The MetroStart Plan
Startup investing in our region typically is performed with a “herd mentality.” One wealthy person decides to invest, performs the due diligence, structures the deal, and brings their friends along.
Minimum investments often are $25,000 to $50,000. Many angel investors have invested in one or a handful of deals, and they lost all or most of their money.
Statistically, this is a poor way to invest. Multiple angel investor studies have shown that investing in multiple startups produces more success. In fact, the average angel investor who invests in 12 companies over a 5-year period produces a 22% to 27% annual return on their investments (triple the typical stock market returns).
Changes in SEC laws now allow startups to raise capital publicly, spreading risk to a higher number of investors. Modern investment instruments (convertible notes that follow the founder) make early deal structuring much easier and safer for all involved.

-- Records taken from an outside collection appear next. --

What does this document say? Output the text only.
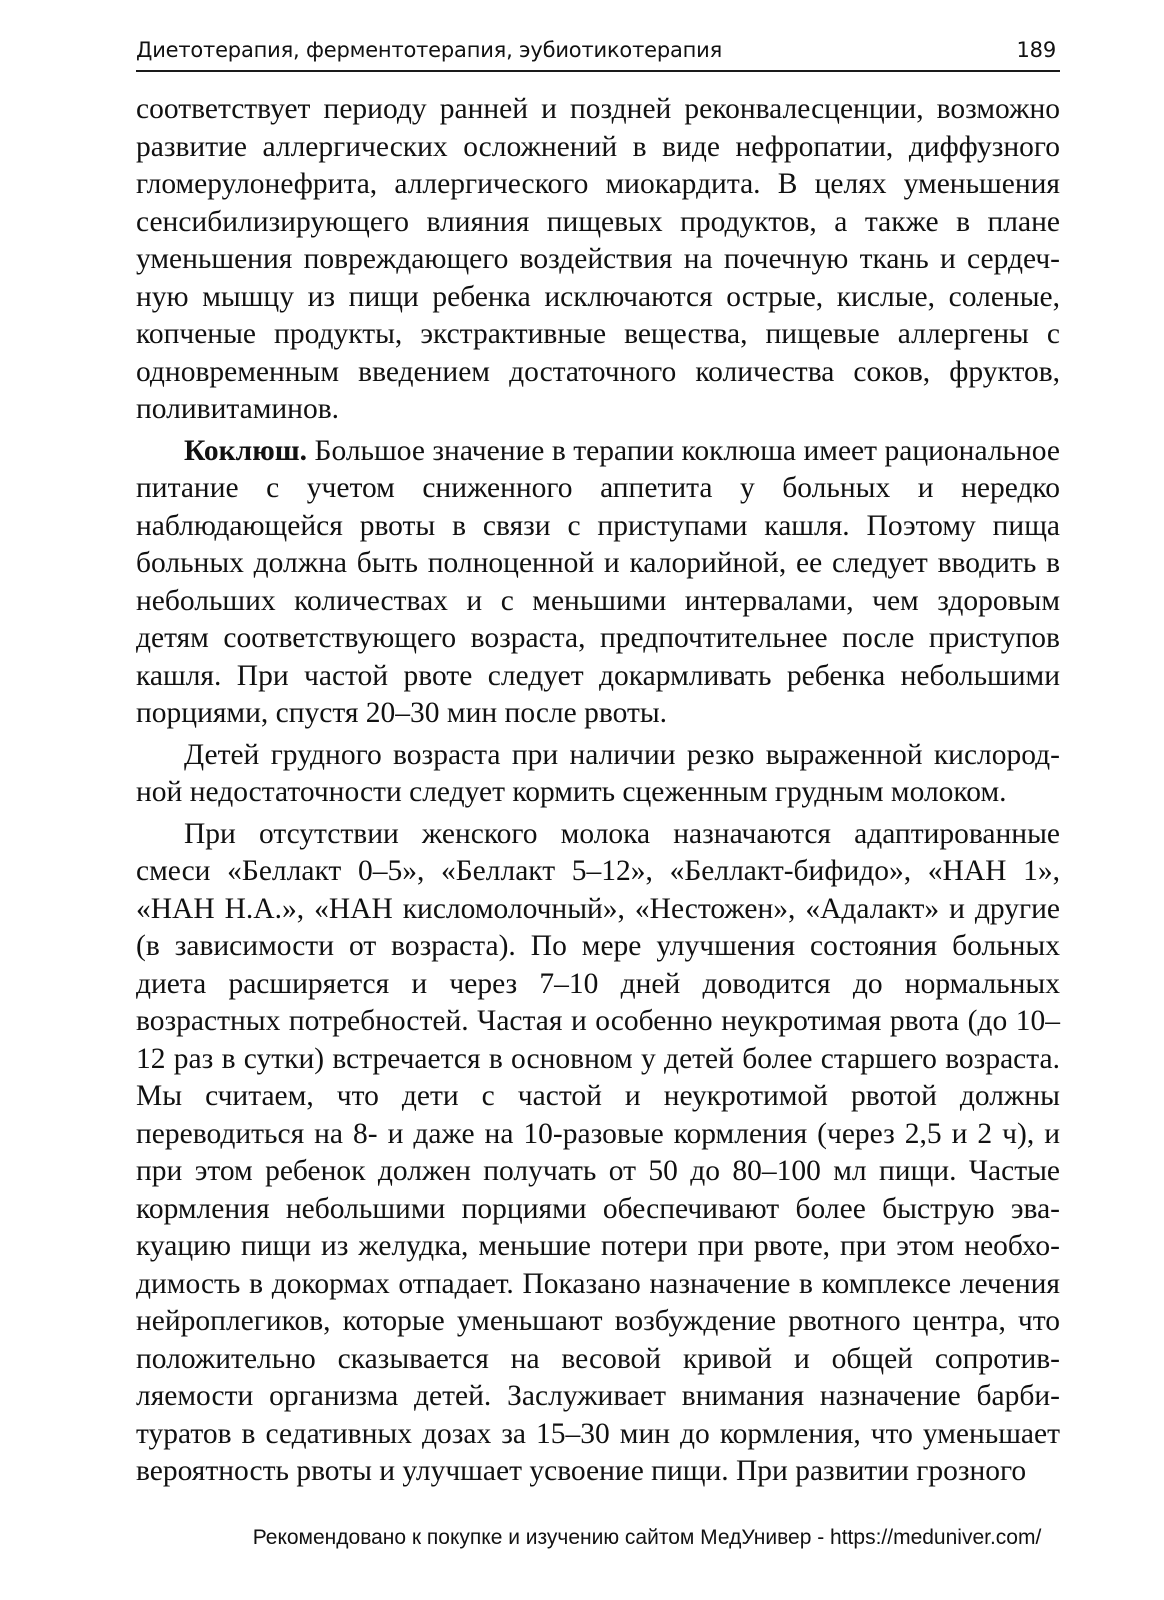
Диетотерапия, ферментотерапия, эубиотикотерапия	189

соответствует периоду ранней и поздней реконвалесценции, возможно развитие аллергических осложнений в виде нефропатии, диффузного гломерулонефрита, аллергического миокардита. В целях уменьшения сенсибилизирующего влияния пищевых продуктов, а также в плане уменьшения повреждающего воздействия на почечную ткань и сердечную мышцу из пищи ребенка исключаются острые, кислые, соленые, копченые продукты, экстрактивные вещества, пищевые аллергены с одновременным введением достаточного количества соков, фруктов, поливитаминов.

Коклюш. Большое значение в терапии коклюша имеет рациональное питание с учетом сниженного аппетита у больных и нередко наблюдающейся рвоты в связи с приступами кашля. Поэтому пища больных должна быть полноценной и калорийной, ее следует вводить в небольших количествах и с меньшими интервалами, чем здоровым детям соответствующего возраста, предпочтительнее после приступов кашля. При частой рвоте следует докармливать ребенка небольшими порциями, спустя 20–30 мин после рвоты.

Детей грудного возраста при наличии резко выраженной кислородной недостаточности следует кормить сцеженным грудным молоком.

При отсутствии женского молока назначаются адаптированные смеси «Беллакт 0–5», «Беллакт 5–12», «Беллакт-бифидо», «НАН 1», «НАН Н.А.», «НАН кисломолочный», «Нестожен», «Адалакт» и другие (в зависимости от возраста). По мере улучшения состояния больных диета расширяется и через 7–10 дней доводится до нормальных возрастных потребностей. Частая и особенно неукротимая рвота (до 10–12 раз в сутки) встречается в основном у детей более старшего возраста. Мы считаем, что дети с частой и неукротимой рвотой должны переводиться на 8- и даже на 10-разовые кормления (через 2,5 и 2 ч), и при этом ребенок должен получать от 50 до 80–100 мл пищи. Частые кормления небольшими порциями обеспечивают более быструю эвакуацию пищи из желудка, меньшие потери при рвоте, при этом необходимость в докормах отпадает. Показано назначение в комплексе лечения нейроплегиков, которые уменьшают возбуждение рвотного центра, что положительно сказывается на весовой кривой и общей сопротивляемости организма детей. Заслуживает внимания назначение барбитуратов в седативных дозах за 15–30 мин до кормления, что уменьшает вероятность рвоты и улучшает усвоение пищи. При развитии грозного

Рекомендовано к покупке и изучению сайтом МедУнивер - https://meduniver.com/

By accelerating the use of these tools, our region can significantly increase the number of successful startups and greatly improve investor returns.
MetroStart is a non-profit organization with this simple plan:
1. Create an ever-growing database of “micro-angel investors.”
2. Teach entrepreneurs to publicly raise capital using a simple Regulation D 506(c) SEC filing or, in some cases, a Regulation CF filing.
3. Organize multiple regional angel investor groups, accelerators, and startup organizations to perform due diligence and deal structure for startups.
4. Create and utilize a MetroStart investment agreement that collectively has been approved by the screening organizations.
5. Connect approved startups with the “micro-angel investors,” encouraging investors to place at least $1,000 in each of 12 startups or more every 5 years.
6. Get many more startups started in our region and move investors toward the 27% annual rate of return on their investments.